A T-Mobile and Sprint merger would eliminate competition between the two carriers that have been the dominant players in selling network access to wireless companies that often serve pre-paid or price-conscious consumers, and could lead to higher prices for those users.
The Justice Department, which is evaluating T-Mobile’s $26 billion deal to buy Sprint, has been speaking with small wireless operators that buy access to the major wireless networks at wholesale rates, and is seeking their opinions about the merger, the people said, who declined to be named because the talks are confidential.
Antitrust investigations are a normal part of the merger approval process, especially for large deals like T-Mobile’s.
A Justice Department spokesman and a T-Mobile spokeswoman declined to comment.

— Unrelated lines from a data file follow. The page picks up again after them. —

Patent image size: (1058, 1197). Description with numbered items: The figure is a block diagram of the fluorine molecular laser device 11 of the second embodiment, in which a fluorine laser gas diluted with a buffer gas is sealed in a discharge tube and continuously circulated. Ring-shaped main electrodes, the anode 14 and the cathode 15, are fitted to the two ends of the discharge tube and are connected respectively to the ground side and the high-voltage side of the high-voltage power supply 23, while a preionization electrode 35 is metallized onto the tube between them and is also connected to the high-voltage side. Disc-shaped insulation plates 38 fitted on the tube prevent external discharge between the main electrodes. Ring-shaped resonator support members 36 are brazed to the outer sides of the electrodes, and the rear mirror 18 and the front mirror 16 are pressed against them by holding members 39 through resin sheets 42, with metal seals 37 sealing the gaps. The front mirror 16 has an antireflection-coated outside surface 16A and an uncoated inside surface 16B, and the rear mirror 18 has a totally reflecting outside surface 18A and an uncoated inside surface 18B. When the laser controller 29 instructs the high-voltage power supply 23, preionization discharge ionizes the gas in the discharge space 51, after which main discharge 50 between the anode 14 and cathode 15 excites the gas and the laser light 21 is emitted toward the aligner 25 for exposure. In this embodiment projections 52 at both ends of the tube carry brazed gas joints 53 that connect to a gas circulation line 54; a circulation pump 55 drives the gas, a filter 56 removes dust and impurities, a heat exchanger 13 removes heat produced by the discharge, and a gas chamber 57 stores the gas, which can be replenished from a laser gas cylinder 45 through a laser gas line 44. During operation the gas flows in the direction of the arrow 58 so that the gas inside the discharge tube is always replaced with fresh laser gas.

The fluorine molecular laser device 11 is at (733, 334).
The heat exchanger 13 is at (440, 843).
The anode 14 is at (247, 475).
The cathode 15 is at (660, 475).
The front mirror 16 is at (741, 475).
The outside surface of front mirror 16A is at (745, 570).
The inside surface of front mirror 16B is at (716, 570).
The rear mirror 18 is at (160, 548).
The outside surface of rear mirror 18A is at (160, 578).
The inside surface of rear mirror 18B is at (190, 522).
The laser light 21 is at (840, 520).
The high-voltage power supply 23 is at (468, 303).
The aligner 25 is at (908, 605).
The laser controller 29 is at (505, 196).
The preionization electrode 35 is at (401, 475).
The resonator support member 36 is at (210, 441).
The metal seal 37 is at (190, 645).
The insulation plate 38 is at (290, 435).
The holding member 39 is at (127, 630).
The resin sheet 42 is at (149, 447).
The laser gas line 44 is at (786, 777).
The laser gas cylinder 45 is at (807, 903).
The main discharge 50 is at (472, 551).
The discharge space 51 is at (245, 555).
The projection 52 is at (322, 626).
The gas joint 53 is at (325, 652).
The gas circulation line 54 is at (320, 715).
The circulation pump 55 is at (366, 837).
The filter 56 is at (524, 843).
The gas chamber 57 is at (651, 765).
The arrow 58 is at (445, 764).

Sprint did not immediately respond to requests for comment.
Including AT&T (T.N) and Verizon (VZ.N), there are four major U.S. wireless providers. Since the head of the Justice Department’s antitrust division recently refused to commit to keep four carriers after the T-Mobile deal is completed - an issue that contributed to AT&T dropping its pursuit to buy T-Mobile in 2011 - the department’s examination of the wholesale market suggests the government is giving the deal a thorough review.
David Glickman, chief executive of Ultra Mobile and Mint Mobile, two pre-paid wireless brands, also said Justice asked to speak with him about the merger, but said he was not given additional details about what the department wanted to discuss.
“A merger between T-Mobile and Sprint without any concessions would be bad for consumers, businesses and the country,” said Peter Adderton, founder and former chief executive of Boost Mobile USA, which was acquired by Sprint. Adderton is no longer affiliated with Boost Mobile’s business in the United States.
Adderton, who called for formal regulation of wireless wholesale prices after the T-Mobile-Sprint deal was announced, said it was “encouraging” to see the Justice Department reach out to learn about how the merger could affect businesses and consumers.
While AT&T and Verizon dominate the U.S. wireless market overall, T-Mobile is the most popular among customers who make less than $75,000 per year, and Sprint’s pre-paid brand Boost counts 83 percent of its users in that income range, according to data from Kagan, S&P Global Market Intelligence data.
T-Mobile has 38 percent of the U.S. pre-paid market, while Sprint has 16 percent, which would give the combined company 54 percent, according to S&P.